Doç. Dr. Meral Halifeoğlu, Restoratör mimar
Kent yaşamının dinî, kültürel, ticari ve siyasi merkezi olarak tanımlanabilecek bir alanda inşa edilen Ulu Cami, farklı dönemlerde yapılan müdahaleler sonucu yeni eklemeler, genişletmeler ve onarımlarla bugünkü şeklini alarak anıtsal bir kompleks haline gelmiş. Ne zaman inşa edildiğine dair elimizde kesin kaynak bulunmasa da kompleksi meydana getiren yapıların materyal verileri, yapı tipleri, malzeme teknikleri ve süsleme unsurları, Diyarbakır’ın oluşum süreci boyunca kentin önemli dinî ve kültürel merkezlerinden biri olduğunu gösteriyor.
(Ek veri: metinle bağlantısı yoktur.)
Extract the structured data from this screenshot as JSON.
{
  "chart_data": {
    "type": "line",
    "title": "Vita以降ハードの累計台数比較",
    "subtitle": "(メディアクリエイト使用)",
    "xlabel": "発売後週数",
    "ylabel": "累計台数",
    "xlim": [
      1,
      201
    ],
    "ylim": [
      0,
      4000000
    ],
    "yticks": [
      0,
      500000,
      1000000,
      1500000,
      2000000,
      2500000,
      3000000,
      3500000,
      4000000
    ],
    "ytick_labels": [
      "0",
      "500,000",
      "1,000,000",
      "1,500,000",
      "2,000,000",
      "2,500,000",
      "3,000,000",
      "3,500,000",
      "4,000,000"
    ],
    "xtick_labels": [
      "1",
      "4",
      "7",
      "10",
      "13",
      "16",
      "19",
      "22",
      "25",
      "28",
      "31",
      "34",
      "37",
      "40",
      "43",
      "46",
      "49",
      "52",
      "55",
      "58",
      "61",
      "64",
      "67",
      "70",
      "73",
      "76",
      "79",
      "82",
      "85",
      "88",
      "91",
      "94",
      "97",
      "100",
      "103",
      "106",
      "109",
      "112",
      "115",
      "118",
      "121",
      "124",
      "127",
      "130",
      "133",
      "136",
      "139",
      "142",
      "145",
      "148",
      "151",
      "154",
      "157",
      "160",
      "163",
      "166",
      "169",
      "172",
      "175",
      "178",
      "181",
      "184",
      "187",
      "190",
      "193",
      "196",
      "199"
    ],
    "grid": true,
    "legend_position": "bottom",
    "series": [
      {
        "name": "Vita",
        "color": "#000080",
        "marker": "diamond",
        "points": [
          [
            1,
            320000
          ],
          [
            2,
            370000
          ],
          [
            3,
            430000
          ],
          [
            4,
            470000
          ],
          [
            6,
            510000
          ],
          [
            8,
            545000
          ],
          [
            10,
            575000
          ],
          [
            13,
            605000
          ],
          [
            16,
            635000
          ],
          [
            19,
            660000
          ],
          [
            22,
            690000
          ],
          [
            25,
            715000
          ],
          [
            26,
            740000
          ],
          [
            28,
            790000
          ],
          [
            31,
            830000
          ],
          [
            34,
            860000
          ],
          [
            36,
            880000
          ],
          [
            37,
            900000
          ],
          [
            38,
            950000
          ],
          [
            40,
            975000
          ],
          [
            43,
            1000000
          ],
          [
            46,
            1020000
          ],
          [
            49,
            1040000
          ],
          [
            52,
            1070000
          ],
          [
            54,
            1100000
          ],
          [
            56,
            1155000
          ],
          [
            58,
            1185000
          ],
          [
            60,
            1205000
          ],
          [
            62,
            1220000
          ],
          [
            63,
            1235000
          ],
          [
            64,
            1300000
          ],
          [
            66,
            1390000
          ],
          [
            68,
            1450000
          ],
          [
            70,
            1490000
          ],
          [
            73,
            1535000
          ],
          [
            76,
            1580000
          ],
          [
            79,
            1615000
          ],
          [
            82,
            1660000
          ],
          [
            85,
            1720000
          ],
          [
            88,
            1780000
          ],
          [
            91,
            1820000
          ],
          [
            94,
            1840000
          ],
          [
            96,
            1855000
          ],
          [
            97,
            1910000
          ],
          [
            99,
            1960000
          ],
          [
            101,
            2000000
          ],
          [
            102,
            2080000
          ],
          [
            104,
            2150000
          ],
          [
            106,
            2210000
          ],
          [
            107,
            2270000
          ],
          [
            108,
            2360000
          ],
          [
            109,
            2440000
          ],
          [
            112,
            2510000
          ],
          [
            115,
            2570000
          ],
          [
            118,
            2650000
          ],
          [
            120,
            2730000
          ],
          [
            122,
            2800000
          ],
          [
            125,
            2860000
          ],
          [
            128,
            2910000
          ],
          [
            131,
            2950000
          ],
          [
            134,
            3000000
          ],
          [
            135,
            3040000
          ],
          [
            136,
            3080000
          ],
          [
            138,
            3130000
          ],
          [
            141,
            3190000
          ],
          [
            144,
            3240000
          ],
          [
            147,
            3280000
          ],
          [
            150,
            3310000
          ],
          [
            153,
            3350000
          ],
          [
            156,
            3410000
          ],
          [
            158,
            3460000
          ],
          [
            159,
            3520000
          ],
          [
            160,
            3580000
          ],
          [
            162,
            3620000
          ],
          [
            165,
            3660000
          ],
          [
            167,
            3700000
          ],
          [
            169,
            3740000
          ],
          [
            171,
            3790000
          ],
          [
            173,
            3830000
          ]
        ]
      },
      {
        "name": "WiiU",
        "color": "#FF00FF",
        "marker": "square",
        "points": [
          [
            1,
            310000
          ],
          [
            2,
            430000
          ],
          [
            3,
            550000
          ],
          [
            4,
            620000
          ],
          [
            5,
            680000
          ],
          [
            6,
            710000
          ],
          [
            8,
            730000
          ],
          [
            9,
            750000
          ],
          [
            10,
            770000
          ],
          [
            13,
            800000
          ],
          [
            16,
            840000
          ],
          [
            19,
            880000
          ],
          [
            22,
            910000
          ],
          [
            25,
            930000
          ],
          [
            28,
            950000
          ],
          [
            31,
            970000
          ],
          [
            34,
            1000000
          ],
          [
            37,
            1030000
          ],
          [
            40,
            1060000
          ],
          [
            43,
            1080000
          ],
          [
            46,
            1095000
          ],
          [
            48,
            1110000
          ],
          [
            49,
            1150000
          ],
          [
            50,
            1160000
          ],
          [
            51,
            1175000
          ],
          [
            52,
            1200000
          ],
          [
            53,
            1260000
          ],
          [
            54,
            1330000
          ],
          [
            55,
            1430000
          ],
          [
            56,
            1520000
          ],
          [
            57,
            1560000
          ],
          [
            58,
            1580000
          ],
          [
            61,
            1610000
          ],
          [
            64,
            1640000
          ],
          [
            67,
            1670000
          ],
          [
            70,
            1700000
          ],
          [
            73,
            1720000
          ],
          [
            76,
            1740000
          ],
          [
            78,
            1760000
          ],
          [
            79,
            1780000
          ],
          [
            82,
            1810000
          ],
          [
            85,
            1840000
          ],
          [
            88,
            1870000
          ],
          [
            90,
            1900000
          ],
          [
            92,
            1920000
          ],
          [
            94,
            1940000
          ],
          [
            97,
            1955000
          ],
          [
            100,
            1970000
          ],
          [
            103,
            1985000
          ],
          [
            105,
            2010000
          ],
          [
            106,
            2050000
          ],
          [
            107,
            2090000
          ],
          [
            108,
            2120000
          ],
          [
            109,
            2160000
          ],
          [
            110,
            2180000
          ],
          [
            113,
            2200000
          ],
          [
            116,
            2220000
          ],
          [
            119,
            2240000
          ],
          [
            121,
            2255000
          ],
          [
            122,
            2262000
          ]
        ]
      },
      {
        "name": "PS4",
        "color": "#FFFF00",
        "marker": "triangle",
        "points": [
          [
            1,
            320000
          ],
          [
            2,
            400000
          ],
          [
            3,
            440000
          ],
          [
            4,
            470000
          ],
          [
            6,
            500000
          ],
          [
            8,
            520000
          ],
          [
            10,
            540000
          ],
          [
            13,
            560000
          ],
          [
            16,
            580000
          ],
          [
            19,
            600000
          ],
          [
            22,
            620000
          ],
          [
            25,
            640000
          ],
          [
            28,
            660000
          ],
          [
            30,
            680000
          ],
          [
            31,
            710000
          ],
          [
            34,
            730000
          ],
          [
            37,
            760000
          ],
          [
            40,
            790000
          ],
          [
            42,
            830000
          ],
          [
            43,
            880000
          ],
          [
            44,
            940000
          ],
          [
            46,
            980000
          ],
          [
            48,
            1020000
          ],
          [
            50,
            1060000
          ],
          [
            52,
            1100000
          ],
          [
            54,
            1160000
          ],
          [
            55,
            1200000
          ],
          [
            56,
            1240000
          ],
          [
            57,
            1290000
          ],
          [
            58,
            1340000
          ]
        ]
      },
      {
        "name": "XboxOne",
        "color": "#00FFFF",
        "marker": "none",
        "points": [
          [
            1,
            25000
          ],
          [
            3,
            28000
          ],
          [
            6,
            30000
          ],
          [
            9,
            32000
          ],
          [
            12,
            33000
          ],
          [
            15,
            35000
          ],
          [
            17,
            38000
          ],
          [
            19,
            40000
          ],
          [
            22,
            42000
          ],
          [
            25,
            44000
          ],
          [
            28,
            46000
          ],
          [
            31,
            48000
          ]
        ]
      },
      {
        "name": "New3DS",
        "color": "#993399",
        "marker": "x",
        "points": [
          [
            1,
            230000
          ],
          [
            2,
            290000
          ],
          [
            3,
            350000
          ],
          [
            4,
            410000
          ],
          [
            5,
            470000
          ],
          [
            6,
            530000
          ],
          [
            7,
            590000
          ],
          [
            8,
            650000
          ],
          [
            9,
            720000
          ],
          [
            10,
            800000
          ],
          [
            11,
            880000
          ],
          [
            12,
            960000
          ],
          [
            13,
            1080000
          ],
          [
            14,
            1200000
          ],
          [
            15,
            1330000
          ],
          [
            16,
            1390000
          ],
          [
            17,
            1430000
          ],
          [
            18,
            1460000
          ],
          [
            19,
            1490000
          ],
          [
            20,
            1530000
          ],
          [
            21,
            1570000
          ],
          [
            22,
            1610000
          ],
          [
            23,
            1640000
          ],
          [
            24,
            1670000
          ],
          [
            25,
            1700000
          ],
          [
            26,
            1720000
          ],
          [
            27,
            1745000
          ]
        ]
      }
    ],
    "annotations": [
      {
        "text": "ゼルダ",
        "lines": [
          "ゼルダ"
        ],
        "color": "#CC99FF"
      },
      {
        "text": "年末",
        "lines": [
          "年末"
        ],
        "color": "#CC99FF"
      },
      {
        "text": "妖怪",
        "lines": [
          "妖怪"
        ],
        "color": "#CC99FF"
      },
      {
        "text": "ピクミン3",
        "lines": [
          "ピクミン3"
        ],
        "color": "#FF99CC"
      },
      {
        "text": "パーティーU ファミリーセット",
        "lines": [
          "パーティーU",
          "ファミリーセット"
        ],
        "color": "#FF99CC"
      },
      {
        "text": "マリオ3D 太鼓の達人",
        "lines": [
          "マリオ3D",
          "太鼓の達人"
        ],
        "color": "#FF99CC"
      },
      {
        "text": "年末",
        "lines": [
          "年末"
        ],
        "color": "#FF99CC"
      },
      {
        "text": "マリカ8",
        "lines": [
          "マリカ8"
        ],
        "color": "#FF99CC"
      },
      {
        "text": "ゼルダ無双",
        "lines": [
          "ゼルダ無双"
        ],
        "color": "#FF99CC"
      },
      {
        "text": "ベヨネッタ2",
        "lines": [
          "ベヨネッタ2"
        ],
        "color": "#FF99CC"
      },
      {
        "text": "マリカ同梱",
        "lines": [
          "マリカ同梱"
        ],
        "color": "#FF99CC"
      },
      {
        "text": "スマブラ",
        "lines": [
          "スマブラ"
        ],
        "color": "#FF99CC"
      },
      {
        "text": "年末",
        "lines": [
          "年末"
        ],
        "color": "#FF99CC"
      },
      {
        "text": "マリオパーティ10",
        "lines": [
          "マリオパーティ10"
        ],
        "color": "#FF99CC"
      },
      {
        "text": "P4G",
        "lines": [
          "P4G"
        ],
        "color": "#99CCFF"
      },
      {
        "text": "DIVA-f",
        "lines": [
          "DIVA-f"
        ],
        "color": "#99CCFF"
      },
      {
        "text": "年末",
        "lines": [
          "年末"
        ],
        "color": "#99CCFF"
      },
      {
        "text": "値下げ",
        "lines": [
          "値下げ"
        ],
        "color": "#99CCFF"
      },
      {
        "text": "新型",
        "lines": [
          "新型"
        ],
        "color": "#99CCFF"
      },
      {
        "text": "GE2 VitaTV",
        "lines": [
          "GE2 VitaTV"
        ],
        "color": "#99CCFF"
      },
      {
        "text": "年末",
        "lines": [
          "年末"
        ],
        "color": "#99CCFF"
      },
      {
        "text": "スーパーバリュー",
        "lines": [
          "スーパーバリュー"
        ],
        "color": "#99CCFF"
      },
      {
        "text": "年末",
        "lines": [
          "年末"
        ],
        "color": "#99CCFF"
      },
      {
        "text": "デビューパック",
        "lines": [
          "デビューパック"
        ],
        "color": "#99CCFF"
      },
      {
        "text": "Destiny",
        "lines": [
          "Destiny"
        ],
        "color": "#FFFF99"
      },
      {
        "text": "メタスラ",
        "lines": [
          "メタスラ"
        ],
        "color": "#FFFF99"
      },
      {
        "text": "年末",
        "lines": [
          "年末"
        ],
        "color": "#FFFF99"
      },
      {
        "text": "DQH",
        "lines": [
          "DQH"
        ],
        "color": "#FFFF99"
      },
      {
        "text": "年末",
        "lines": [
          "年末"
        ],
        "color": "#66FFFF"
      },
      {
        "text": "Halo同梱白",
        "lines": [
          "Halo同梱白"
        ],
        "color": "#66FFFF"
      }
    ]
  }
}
Doç. Dr. Birgül Açıkyıldız, Sanat tarihçisi
Ulu Cami, tarihi boyunca Diyarbakır’da yaşamış ve yaşamaya devam eden toplulukların dinî ritüellerini gerçekleştirdikleri kutsal bir mekân olmasının yanı sıra insanların sosyal aktivitelerini de gerçekleştirdikleri bir yer. Kentte egemenlik kurmuş tüm siyasi iktidarların en önemli anıtsal sembolü olarak varlık gösterdiğinden ve burada yaşamış her topluluğa ait bir kalıntı barındırdığından, büyük bir politik sembolizme de sahip. Bundan dolayı Ulu Cami kentin çok etnili, dilli, kültürlü ve dinli yapısının bir yansıması olarak kültürler ve dinler arası etkileşim açısından da kayda değer veriler sunuyor.
Birgül Açıkyıldız
Ulu Cami’nin doğu yüzündeki kemerli ana giriş, hemen önündeki çarşının yükseltileri nedeniyle dışarıdan yeterince algılanamıyor. Diğer girişler ise geleneksel sokaklara açılıyor. Bazalt taşın hâkim olduğu caminin avlu kanatları, devşirme olduğu düşünülen farklı biçimdeki sütunlar ve bezemeler ile zenginleştirilmiş.
Meral Halifeoğlu
Yapının dörtgene yakın geniş avlusunun çevresinde güneyde Hanefiler Bölümü; kuzeyde Şafiler Bölümü, kuzey giriş aralığı, Mesudiye Medresesi, güney revakı, geleneksel bir ev ve helalar; doğuda daha önce muvakkithane olduğu söylenen kütüphane ve doğu girişi; batıda ise batı girişinin de yer aldığı batı revakı ile üstündeki Kur’an kursu dershaneleri bulunuyor. Sekizgen, sivri piramidal külahlı, Osmanlı Dönemi’nde yapılmış şadırvan ve birkaç basamakla yükseltilmiş namazgâh ile havuz, geniş avluda yer alan diğer birimlerden. Avlunun kuzeyinde Mesudiye Medresesi avlu revakı ve kuzey giriş aralığının önünde de bir güneş saati mevcut.
Meral Halifeoğlu
Farklı bölümlerde 2010-2017 yılları arasında yapılan arkeolojik sondaj, yapının yan yana ve alt alta çok farklı dönem kültür katmanlarının varlığına ışık tuttuğunu gösteriyor. En azından Roma döneminden (4. yüzyıl) beri kesintisiz olarak bir kült merkezi olarak varlık gösterdiği kanıtlanmış durumda. Yapıda Roma dönemine ait bir forum ve bir katedrale ait arkeolojik veriler mevcut. Kentin antik tiyatrosundan alınarak devşirme malzeme olarak kullanılan çok sayıda sütun ve silmeler de yapının güçlü Helenistik-Roma dönemi evresine ışık tutuyor.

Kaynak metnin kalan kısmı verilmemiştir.